Fenner Hall is made up of a north wing and south wing. The construction of Fenner Hall featured a number of innovations in design and construction, most notably the use of mass timber structure - an Australian first for this type of building. The building has been measured to have used 33 per cent of the embodied carbon of traditional trades. Other environmental design strategies included the exclusion of fired ceramics in the wet areas, operable windows, fans and electric heaters being served by the Australian Capital Territory’s 100-per-cent renewable energy for climate control, and minimisation of floor finishes throughout.
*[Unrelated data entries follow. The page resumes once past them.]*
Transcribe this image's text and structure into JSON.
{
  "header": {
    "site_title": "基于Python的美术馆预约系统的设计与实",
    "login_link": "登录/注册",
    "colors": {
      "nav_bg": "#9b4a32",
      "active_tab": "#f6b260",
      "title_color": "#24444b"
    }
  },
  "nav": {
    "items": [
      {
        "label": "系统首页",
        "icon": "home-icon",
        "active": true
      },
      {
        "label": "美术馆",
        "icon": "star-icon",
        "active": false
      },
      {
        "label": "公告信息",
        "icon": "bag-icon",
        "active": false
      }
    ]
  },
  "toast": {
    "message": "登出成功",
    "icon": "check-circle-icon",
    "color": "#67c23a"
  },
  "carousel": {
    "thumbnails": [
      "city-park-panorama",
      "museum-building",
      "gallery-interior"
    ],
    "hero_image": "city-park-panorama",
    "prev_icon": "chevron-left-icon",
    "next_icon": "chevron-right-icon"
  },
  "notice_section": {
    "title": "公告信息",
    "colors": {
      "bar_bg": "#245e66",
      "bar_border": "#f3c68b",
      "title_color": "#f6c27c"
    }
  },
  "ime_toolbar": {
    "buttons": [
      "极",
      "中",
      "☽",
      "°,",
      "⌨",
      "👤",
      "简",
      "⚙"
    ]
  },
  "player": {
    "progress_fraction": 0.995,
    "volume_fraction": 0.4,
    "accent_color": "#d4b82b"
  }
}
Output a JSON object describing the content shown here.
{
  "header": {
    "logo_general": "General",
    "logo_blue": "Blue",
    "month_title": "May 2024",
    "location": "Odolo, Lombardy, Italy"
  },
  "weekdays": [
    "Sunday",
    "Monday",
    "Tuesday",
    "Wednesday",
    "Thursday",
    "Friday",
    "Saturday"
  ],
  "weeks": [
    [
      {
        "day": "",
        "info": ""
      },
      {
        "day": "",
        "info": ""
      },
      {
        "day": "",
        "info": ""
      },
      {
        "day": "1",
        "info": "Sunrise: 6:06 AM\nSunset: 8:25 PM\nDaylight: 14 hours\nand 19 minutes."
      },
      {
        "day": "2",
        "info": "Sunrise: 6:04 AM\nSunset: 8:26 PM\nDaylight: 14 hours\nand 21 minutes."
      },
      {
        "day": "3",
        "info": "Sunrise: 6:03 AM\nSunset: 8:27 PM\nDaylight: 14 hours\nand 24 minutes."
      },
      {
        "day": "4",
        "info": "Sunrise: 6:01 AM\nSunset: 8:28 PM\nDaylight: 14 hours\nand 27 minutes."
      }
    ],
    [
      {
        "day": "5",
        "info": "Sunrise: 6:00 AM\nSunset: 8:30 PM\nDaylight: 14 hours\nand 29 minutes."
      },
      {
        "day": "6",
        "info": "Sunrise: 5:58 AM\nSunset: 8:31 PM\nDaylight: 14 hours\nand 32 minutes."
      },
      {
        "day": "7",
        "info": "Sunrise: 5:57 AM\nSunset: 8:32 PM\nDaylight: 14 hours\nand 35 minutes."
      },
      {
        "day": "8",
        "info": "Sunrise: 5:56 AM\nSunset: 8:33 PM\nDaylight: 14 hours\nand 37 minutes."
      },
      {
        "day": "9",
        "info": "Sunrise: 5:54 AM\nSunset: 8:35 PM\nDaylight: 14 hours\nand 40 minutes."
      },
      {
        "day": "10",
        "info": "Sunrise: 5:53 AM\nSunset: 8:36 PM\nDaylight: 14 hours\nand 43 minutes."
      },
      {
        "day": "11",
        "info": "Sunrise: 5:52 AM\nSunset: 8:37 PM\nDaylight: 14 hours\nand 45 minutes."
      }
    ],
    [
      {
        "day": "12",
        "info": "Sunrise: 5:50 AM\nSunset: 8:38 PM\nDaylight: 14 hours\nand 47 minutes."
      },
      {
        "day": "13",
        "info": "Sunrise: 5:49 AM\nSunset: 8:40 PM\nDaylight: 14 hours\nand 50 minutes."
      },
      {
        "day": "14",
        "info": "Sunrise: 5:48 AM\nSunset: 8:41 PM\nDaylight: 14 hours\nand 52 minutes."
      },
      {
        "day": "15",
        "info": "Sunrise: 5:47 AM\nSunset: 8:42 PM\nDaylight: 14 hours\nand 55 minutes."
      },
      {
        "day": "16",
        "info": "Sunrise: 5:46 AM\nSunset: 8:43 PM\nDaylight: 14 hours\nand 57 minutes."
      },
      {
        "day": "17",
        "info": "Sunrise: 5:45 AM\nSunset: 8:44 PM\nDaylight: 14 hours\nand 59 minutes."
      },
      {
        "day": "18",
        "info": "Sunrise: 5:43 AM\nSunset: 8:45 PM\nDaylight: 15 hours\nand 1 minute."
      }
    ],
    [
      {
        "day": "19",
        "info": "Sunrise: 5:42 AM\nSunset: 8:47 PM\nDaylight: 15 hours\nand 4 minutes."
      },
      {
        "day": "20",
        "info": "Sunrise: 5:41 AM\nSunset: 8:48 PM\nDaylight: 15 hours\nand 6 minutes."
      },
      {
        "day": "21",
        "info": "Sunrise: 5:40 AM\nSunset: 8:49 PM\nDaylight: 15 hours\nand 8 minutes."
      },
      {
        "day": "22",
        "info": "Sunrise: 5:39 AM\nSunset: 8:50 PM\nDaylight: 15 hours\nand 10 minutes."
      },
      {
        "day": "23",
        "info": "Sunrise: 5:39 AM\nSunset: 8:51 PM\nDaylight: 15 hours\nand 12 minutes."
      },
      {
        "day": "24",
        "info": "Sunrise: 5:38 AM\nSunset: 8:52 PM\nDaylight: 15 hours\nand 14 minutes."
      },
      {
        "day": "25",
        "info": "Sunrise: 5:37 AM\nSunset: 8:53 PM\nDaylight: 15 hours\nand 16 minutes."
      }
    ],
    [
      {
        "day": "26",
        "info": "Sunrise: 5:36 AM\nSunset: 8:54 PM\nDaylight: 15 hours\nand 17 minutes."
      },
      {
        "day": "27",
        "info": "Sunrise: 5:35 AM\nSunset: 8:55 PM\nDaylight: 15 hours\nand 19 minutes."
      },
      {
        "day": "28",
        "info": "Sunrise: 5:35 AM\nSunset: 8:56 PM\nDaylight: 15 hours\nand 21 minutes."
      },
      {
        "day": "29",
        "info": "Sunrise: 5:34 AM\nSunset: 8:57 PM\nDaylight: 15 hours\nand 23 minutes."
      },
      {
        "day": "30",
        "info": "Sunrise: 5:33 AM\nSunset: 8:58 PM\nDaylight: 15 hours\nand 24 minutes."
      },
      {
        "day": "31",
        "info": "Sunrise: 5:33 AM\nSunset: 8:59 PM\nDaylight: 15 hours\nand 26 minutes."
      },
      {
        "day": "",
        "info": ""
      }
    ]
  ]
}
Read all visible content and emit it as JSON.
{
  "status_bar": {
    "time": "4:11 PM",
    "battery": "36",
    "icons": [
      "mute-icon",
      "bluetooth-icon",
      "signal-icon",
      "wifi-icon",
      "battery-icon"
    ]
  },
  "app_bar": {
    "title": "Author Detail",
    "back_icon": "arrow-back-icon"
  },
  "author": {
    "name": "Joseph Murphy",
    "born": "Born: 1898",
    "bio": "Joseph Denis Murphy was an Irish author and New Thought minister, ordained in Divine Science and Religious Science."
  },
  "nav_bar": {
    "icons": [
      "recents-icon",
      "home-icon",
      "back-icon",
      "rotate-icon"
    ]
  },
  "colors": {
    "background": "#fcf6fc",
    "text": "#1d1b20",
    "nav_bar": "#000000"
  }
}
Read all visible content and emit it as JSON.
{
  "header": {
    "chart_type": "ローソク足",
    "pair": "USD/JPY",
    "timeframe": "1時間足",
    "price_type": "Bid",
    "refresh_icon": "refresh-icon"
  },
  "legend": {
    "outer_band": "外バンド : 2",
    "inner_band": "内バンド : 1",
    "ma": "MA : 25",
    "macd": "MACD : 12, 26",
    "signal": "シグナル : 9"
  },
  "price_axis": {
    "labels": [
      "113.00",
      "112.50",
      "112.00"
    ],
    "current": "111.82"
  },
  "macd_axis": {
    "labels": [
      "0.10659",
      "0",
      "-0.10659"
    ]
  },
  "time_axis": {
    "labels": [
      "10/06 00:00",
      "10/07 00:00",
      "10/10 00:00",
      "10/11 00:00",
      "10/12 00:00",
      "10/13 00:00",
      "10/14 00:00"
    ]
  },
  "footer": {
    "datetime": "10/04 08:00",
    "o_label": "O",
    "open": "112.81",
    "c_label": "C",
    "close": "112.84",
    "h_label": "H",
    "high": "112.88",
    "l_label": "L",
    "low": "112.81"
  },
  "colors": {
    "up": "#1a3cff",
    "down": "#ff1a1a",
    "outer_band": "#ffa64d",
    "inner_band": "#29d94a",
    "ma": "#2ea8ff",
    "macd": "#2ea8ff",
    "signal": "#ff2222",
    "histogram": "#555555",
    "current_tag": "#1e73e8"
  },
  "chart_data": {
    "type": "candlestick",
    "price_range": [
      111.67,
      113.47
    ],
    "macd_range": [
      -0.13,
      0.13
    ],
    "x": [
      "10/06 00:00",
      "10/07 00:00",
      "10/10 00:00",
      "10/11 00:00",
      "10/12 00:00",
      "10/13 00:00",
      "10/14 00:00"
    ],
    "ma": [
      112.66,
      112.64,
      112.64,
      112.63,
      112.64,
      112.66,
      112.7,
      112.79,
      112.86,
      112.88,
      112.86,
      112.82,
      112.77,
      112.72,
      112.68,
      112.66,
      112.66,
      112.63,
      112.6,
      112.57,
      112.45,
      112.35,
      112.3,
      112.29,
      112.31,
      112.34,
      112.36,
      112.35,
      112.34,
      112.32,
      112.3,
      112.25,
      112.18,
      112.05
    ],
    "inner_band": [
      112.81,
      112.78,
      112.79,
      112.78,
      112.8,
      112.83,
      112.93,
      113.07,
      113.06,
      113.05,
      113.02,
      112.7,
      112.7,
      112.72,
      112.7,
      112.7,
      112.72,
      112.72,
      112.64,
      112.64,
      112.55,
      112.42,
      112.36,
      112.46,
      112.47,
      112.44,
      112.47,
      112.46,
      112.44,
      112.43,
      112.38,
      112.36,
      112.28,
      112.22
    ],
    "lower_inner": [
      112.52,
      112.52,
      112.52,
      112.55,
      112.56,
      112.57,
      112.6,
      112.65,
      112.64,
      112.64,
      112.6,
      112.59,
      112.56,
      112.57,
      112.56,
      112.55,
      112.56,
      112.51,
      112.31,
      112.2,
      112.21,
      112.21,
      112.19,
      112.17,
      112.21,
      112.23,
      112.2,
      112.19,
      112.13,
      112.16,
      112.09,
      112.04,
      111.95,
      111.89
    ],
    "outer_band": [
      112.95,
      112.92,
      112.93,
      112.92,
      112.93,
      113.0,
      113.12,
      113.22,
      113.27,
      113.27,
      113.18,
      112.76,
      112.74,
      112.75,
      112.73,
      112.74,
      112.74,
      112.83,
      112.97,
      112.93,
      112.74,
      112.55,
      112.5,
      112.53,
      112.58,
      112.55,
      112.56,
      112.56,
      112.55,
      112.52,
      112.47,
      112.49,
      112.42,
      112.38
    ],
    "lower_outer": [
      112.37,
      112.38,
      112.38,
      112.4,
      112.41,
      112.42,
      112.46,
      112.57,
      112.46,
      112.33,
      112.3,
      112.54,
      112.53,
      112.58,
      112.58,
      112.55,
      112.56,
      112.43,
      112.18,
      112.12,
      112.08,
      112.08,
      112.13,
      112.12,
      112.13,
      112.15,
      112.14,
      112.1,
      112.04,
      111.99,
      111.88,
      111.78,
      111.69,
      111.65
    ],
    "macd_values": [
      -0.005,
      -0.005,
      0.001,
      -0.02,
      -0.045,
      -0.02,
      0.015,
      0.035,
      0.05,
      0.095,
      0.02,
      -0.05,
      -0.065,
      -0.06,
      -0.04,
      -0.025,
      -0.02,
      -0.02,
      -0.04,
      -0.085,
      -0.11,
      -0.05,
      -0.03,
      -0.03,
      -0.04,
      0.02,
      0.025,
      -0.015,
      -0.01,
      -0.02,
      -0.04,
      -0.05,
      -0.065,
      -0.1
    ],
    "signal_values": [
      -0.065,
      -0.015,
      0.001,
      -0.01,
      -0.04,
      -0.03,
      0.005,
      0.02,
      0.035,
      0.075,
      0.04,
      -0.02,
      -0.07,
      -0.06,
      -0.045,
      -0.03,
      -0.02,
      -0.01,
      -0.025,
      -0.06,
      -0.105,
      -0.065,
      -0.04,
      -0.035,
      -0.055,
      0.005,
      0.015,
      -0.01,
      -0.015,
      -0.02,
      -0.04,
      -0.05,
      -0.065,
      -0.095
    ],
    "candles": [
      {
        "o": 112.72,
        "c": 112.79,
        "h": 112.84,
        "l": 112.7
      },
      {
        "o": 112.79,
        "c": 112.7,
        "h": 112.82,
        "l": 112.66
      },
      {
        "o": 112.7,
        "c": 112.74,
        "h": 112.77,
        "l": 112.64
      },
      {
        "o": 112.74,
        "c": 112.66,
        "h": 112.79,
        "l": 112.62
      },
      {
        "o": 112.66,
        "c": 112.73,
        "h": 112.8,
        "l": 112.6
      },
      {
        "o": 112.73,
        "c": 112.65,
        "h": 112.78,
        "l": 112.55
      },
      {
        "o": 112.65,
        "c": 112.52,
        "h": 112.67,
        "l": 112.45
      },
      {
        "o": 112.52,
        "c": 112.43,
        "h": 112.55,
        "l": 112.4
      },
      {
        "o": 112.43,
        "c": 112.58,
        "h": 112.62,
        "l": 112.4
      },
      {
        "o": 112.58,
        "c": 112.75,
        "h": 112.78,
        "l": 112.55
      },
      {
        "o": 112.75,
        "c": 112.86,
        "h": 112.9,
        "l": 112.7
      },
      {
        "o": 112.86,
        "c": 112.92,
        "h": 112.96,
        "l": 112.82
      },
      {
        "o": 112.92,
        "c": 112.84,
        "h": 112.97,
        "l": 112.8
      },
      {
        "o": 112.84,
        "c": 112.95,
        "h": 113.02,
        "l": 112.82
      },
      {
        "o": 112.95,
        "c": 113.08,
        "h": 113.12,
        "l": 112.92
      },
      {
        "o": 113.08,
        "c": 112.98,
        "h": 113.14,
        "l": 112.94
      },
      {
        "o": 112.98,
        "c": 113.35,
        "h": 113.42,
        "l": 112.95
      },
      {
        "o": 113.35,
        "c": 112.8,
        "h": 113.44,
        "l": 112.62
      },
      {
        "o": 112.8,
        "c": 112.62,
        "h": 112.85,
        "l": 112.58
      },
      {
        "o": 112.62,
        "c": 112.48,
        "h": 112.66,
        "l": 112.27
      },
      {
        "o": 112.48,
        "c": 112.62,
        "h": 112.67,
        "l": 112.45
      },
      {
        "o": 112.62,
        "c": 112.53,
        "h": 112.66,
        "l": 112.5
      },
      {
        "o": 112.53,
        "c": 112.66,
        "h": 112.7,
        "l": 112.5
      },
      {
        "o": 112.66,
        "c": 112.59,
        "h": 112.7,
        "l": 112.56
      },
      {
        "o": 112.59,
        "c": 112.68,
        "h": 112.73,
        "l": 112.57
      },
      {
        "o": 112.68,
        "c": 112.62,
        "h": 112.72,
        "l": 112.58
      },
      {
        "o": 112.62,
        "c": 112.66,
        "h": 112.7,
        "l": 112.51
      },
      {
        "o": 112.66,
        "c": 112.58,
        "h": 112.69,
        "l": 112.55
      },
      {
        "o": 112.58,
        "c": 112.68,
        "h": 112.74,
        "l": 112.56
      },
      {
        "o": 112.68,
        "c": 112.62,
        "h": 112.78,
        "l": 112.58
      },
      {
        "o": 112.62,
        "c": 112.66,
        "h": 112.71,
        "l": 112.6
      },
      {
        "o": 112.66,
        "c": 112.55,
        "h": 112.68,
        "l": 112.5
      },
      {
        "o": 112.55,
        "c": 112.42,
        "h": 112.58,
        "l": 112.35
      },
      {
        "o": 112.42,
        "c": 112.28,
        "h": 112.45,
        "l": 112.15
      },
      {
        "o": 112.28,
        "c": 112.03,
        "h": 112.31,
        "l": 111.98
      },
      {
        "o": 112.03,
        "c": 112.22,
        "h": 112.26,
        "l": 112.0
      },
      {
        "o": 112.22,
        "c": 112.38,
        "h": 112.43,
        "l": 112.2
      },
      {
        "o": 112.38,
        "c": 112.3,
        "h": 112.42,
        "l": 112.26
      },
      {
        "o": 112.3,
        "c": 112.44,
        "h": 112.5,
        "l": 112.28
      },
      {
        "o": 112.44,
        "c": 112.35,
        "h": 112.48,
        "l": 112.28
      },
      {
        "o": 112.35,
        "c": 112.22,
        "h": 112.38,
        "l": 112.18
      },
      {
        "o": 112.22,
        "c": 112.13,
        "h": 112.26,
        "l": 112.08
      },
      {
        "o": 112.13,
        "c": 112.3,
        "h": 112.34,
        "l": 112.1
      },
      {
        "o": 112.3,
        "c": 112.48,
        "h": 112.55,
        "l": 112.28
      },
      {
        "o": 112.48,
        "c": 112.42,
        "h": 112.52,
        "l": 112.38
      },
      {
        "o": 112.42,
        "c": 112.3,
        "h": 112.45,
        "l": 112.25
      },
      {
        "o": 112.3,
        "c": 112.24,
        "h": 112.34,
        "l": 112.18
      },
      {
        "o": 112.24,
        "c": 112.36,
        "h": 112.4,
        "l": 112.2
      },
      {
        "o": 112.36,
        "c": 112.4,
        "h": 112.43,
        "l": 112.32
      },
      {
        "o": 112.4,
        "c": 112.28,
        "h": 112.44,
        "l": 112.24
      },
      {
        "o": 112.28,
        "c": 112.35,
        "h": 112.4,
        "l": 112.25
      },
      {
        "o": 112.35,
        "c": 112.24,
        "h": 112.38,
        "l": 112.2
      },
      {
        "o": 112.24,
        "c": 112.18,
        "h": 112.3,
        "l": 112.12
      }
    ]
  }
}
Fenner Hall is an active member in the Interhall Sports Organisation, fielding teams in all sporting competitions, as well as the Interhall Arts Committee. The governing body of the hall is the Fenner Resident's Committee. The committee is responsible for general advocacy and welfare of the residents, as well as co-curricular life in sports, social and arts.

Graduate House
Graduate House was first established in 1971 and has around 150 graduate student residents.

John XXIII College

John XXIII College is an independent hall of residence for 320 undergraduate students, named after Pope John XXIII and was established in 1967.

Toad Hall

Ursula Hall
Ursula Hall is a catered residential hall. The hall was founded as an all-female institution in 1968 by the Ursuline Order. In 1971 it became a co-educational college. In 2004, Ursula College became known as Ursula Hall. Notable alumni of the Ursula Hall include Barry O'Farrell who was president of the residents committee.

Wright Hall
Wright Hall is a flexi catered residential hall. It was established in 2018 and houses approximately 400 students.

Wamburun Hall 
Wamburun Hall is a self-catered residential hall. It was established in 2019 and houses approximately 500 students. It occupies a building previously used by the residents of Bruce Hall, facing Black Mountain on one side and the southern part of the ANU campus on the other. The name comes from the Ngunnawal word for large black cockatoo and was given to the Hall in 2018.